Notes from the Trough

I just spent the last half hour preparing a loaf of banana bread, on the basis that it would be a crime to throw away three perfectly good but over-ripe bananas. By the time you’ve added the cost of the other ingredients, the gas for the oven and the woman-hours, I agree I probably should just have dinged them in the trash can and cut my losses but, well, it is Sunday afternoon.

The recipe I used was one of my mother’s and so used archaic weights and measures like ounces and gills, so I needed conversion tables as well as a bionic arm to cream the butter and sugar to a state of light fluffitude. Which got me thinking about said mother, and how, when I was a little girl and she was baking a cake, my job was to scrape out the bowl and lick the spoon clean of that yummy uncooked cake mixture. 

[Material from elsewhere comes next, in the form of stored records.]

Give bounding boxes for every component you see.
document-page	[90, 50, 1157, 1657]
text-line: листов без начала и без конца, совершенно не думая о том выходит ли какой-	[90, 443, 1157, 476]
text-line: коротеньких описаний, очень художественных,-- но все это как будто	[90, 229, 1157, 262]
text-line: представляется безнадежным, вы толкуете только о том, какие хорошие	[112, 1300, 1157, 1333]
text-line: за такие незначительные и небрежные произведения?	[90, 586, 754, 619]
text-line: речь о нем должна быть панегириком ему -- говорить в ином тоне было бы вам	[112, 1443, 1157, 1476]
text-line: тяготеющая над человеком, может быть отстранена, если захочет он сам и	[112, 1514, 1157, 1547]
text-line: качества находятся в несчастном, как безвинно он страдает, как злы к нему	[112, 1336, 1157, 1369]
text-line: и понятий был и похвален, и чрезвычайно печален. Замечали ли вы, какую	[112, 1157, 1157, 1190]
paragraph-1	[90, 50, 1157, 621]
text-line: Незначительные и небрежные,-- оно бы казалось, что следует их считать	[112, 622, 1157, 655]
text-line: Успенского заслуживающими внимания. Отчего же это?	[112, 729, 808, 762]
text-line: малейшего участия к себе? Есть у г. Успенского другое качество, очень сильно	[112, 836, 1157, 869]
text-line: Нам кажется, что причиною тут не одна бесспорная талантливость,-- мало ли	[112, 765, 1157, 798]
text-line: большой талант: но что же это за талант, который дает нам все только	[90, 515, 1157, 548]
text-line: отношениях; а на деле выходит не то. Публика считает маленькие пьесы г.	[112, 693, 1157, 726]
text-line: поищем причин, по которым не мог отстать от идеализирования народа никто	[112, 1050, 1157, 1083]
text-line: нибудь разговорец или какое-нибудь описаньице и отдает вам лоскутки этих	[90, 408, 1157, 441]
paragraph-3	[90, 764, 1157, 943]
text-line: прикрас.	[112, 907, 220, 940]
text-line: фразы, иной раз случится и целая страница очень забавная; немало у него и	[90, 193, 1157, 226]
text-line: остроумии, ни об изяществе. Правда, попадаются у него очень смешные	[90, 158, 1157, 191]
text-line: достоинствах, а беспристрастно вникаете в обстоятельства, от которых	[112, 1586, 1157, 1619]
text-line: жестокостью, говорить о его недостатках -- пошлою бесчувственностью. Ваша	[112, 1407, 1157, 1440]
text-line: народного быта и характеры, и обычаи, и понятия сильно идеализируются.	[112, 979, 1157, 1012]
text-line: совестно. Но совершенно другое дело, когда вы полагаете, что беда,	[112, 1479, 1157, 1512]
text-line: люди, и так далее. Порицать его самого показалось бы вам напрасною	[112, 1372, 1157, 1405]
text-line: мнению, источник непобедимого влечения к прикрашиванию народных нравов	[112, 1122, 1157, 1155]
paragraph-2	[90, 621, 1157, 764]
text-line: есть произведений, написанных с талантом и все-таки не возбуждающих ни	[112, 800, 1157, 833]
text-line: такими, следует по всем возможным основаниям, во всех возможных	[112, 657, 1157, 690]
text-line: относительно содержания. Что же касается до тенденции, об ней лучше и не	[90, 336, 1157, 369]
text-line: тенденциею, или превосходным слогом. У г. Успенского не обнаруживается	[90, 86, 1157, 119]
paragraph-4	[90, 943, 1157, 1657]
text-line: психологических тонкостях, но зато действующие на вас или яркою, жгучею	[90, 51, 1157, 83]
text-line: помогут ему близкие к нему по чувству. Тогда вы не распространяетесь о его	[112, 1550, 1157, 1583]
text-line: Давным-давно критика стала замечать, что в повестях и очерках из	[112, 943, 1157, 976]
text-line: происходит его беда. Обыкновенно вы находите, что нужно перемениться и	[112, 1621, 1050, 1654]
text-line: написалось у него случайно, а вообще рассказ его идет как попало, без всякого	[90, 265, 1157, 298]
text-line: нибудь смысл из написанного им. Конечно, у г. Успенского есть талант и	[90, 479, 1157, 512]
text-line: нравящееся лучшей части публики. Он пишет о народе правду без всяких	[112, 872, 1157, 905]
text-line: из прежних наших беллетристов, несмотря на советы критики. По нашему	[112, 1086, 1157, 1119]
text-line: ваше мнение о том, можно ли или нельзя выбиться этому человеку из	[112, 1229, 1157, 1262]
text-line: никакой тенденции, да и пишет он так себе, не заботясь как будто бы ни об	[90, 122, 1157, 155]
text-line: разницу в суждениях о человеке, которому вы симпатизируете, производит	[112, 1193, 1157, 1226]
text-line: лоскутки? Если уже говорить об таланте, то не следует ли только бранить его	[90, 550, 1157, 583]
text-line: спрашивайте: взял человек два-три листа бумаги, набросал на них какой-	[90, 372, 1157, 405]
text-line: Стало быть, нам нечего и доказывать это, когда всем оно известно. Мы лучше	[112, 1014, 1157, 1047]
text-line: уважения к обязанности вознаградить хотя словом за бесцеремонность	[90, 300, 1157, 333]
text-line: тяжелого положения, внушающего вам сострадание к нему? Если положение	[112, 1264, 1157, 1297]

Kids don’t get to do that any more. I know this because my oldest daughter is a great baker but her children belong to a generation that aren’t allowed to eat uncooked egg. Not only that. They’re not permitted to take home-baked goods to school on say, their birthday, for their classmates to eat during morning break because there may be somebody who has an allergy, or has read about allergies. Or is thinking of developing an allergy. 

Excuse me madam, can you guarantee that this banana loaf contains no trace of nuts?

Hey, I can’t even guarantee that my banana loaf hasn’t had contact with the floor.

Sure smells good, though. Oink, oink.